But the market view is that this sharp upturn in container shipping tariffs, after many weeks of decline, may be short-lived.
Clarkson Securities estimates that about 50% of the target level (of the GRI) was achieved and says more could come next week.
"The majority of the increase is probably reflected in the market now. Usually, there is another small upwards movement the week after the main part of the GRI, so we might expect to see up to another $50/teu or so this Friday. After that, rates are likely erode again," said David Barnes, a Container Freight Derivatives broker at the company.
However, what was more important was whether the underlying market fundamentals were in any way suggestive of giving support to freight rates on the Asia/Europe trade.
"Currently this is hard to reconcile given the still weak macro demand picture and continuing overhang of supply."
Interestingly, forward prices have not overreacted to the Index and present a more bearish view of the winter with offers remaining around $1,350 for Nov/Dec and $1,400 for Q1 2013, Barnes added.

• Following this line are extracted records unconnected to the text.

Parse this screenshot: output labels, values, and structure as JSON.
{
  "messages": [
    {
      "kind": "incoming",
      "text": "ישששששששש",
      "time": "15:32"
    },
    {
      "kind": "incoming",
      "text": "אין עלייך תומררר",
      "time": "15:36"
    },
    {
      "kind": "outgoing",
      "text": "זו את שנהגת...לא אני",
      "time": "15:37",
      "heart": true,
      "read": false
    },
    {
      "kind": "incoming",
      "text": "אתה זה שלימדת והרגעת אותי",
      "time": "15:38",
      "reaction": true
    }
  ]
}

Meanwhile, in its Container Weekly Report, ACM/GFI, said that feedback from customers indicated that some carriers had moderated the November GRI by around 50%.
The broker went on to underline that it would be surprising, therefore, to see a significant increase in this week’s SCFI following last week’s $241/teu hike.
The central question preoccupying the market now is will enough capacity come out of the Asia-Europe trade this quarter for the GRI, to stick, even partially? Or is the familiar pattern of GRI/rate collapse, seen during the peak season, going to re-assert itself?